35 S.W. 145 | Tex. | 1896
We understand the certificate, which includes question and lengthy explanatory statement, to submit for the determination of this court the following question of law:
Was it error for the trial court to charge the jury at request of plaintiff that the estimates furnished by the architect are presumed to be correct and that the burden is upon defendant to show the contrary by establishing fraud on part of the architect by a preponderance of evidence, in a case where plaintiff and defendant had agreed that the former should pay the latter as the work on the building progressed according to the estimates of the architect, and the defendant by pleading and proof attacked the estimates on the ground that they were fraudulently issued by the architect for an amount grossly disproportionate to the amount of work done, for the purpose of forcing him to abandon the contract; "or in other words, was it proper to instruct the jury that the presumption was in favor of the correctness of the architect's estimates?"
Under a firmly established rule of law, the parties having agreed upon the estimates of the architect as the work progressed, as the means of determining the extent of performance and the amount to be paid from time to time under the terms of the contract, such estimates, when made, established between the parties the facts therein found.
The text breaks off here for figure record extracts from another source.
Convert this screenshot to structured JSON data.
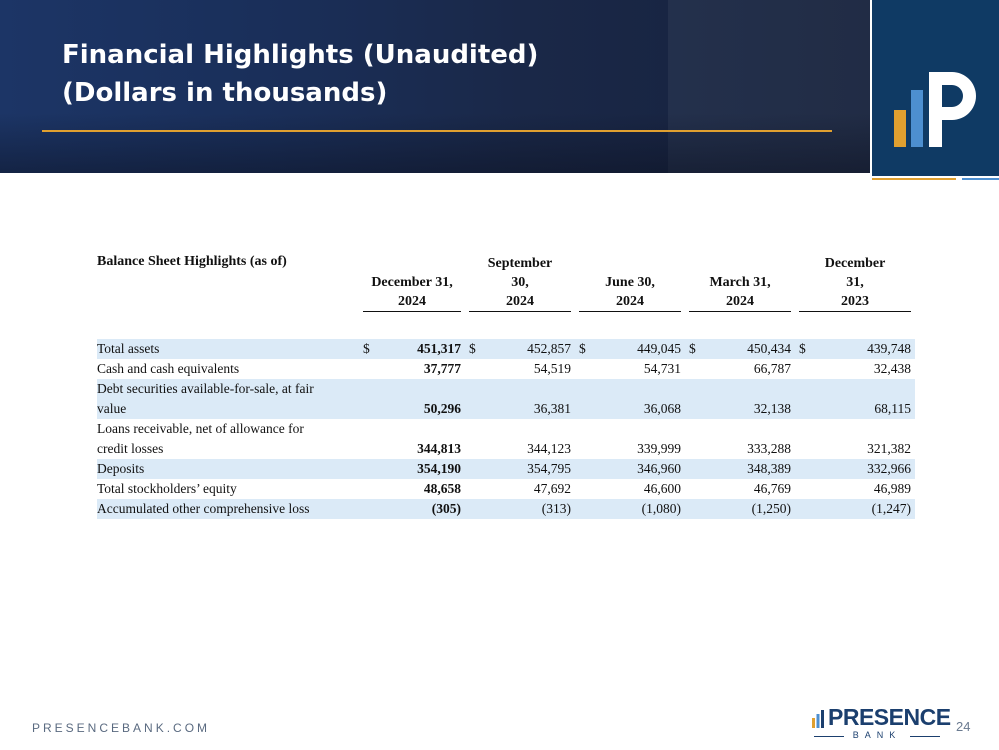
{
  "slide": {
    "title_line1": "Financial Highlights (Unaudited)",
    "title_line2": "(Dollars in thousands)",
    "footer_url": "PRESENCEBANK.COM",
    "page_number": "24"
  },
  "logo": {
    "brand": "PRESENCE",
    "sub": "BANK",
    "colors": {
      "gold": "#e0a030",
      "blue": "#4d8fd0",
      "navy": "#0f3a64",
      "white": "#ffffff"
    }
  },
  "table": {
    "section_title": "Balance Sheet Highlights (as of)",
    "columns": [
      {
        "line1": "",
        "line2": "December 31,",
        "line3": "2024"
      },
      {
        "line1": "September",
        "line2": "30,",
        "line3": "2024"
      },
      {
        "line1": "",
        "line2": "June 30,",
        "line3": "2024"
      },
      {
        "line1": "",
        "line2": "March 31,",
        "line3": "2024"
      },
      {
        "line1": "December",
        "line2": "31,",
        "line3": "2023"
      }
    ],
    "currency_symbol": "$",
    "rows": [
      {
        "label": "Total assets",
        "values": [
          "451,317",
          "452,857",
          "449,045",
          "450,434",
          "439,748"
        ]
      },
      {
        "label": "Cash and cash equivalents",
        "values": [
          "37,777",
          "54,519",
          "54,731",
          "66,787",
          "32,438"
        ]
      },
      {
        "label_line1": "Debt securities available-for-sale, at fair",
        "label_line2": "value",
        "values": [
          "50,296",
          "36,381",
          "36,068",
          "32,138",
          "68,115"
        ]
      },
      {
        "label_line1": "Loans receivable, net of allowance for",
        "label_line2": "credit losses",
        "values": [
          "344,813",
          "344,123",
          "339,999",
          "333,288",
          "321,382"
        ]
      },
      {
        "label": "Deposits",
        "values": [
          "354,190",
          "354,795",
          "346,960",
          "348,389",
          "332,966"
        ]
      },
      {
        "label": "Total stockholders’ equity",
        "values": [
          "48,658",
          "47,692",
          "46,600",
          "46,769",
          "46,989"
        ]
      },
      {
        "label": "Accumulated other comprehensive loss",
        "values": [
          "(305)",
          "(313)",
          "(1,080)",
          "(1,250)",
          "(1,247)"
        ]
      }
    ]
  }
}
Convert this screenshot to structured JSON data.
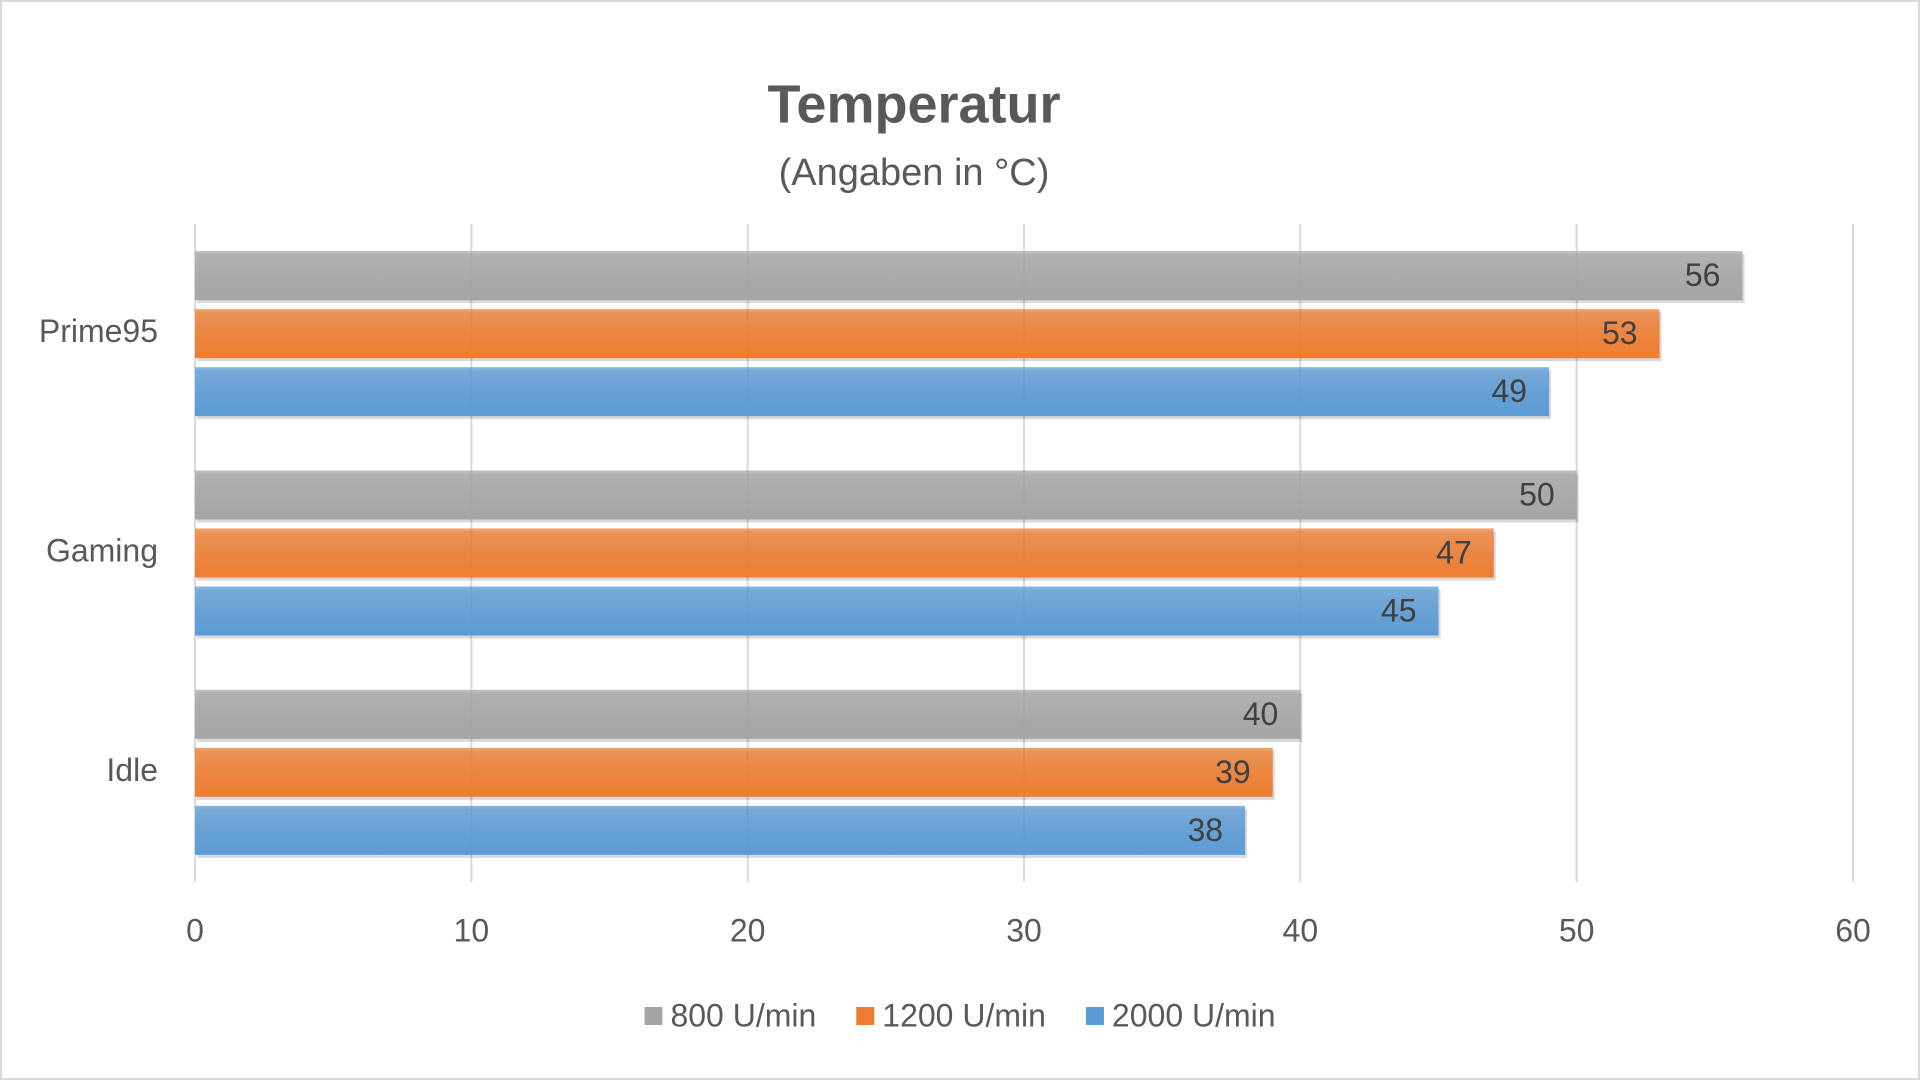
{
  "chart_data": {
    "type": "bar",
    "orientation": "horizontal",
    "title": "Temperatur",
    "subtitle": "(Angaben in °C)",
    "categories": [
      "Prime95",
      "Gaming",
      "Idle"
    ],
    "series": [
      {
        "name": "800 U/min",
        "color": "#a5a5a5",
        "values": [
          56,
          50,
          40
        ]
      },
      {
        "name": "1200 U/min",
        "color": "#ed7d31",
        "values": [
          53,
          47,
          39
        ]
      },
      {
        "name": "2000 U/min",
        "color": "#5b9bd5",
        "values": [
          49,
          45,
          38
        ]
      }
    ],
    "xlim": [
      0,
      60
    ],
    "xticks": [
      0,
      10,
      20,
      30,
      40,
      50,
      60
    ],
    "grid": true,
    "legend": "bottom"
  }
}
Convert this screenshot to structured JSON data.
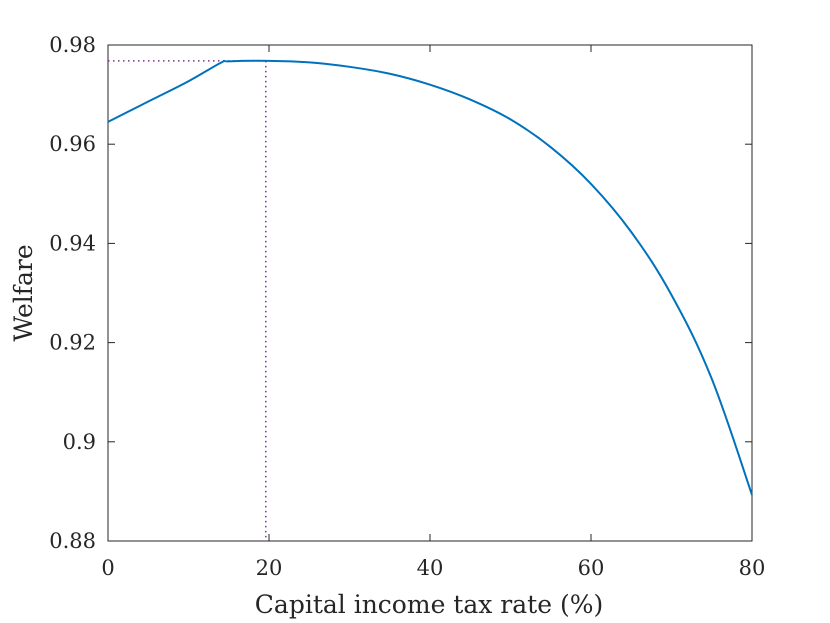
{
  "chart_data": {
    "type": "line",
    "xlabel": "Capital income tax rate (%)",
    "ylabel": "Welfare",
    "xlim": [
      0,
      80
    ],
    "ylim": [
      0.88,
      0.98
    ],
    "x_ticks": [
      0,
      20,
      40,
      60,
      80
    ],
    "x_tick_labels": [
      "0",
      "20",
      "40",
      "60",
      "80"
    ],
    "y_ticks": [
      0.88,
      0.9,
      0.92,
      0.94,
      0.96,
      0.98
    ],
    "y_tick_labels": [
      "0.88",
      "0.9",
      "0.92",
      "0.94",
      "0.96",
      "0.98"
    ],
    "grid": false,
    "series": [
      {
        "color": "#0072BD",
        "x": [
          0,
          5,
          10,
          14,
          15,
          20,
          25,
          30,
          35,
          40,
          45,
          50,
          55,
          60,
          65,
          70,
          75,
          80
        ],
        "y": [
          0.9645,
          0.9686,
          0.9727,
          0.9764,
          0.9767,
          0.9768,
          0.9765,
          0.9756,
          0.9742,
          0.972,
          0.969,
          0.965,
          0.9594,
          0.952,
          0.9423,
          0.9296,
          0.9127,
          0.8893
        ]
      }
    ],
    "annotations": [
      {
        "type": "optimum-marker",
        "x": 19.6,
        "y": 0.9768,
        "color": "#7E2F8E",
        "style": "dotted"
      }
    ]
  }
}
They were not merely evidence from which a court or jury might have found or ought to have found such facts, but they were themselves findings of such facts by the architect, just as awards or judgments are findings of the facts of indebtedness therein stated by arbitrators or courts. It needed no finding of the jury to establish the facts stated in the findings of the architect; and therefore it was proper for the court to instruct that the law presumed them correct in the first instance, leaving to the jury the question, whether defendant had shown such facts as would in law destroy the findings of the architect. Such a charge was not upon the weight to be given to the estimates as evidence of the amounts due at their respective dates; for as we have seen they were not merely evidence from which the jury might have found such amounts, but were themselves findings thereof by the architect, as to the legal effect of which the plaintiff was entitled to have the jury instructed. In Railway v. Shirley, 31 S.W. Rep., 292, 89 Texas, it was said that "although the instruments relied upon by defendant as showing its title were assailed by plaintiff for fraud in their execution, it was the duty of the court to construe them, and instruct the jury as to their legal *469
effect, subject to their finding on the issue of fraud." The only question for the jury to pass upon with reference to such estimates was, whether defendant was entitled to have them set aside and held for naught upon the issue of fraud presented by his answer. Unless he prevailed upon this issue he was in law concluded by the estimates. Railway v. Henry,
We therefore answer that it was not error to instruct the jury that the presumption was in favor of the correctness of the estimates.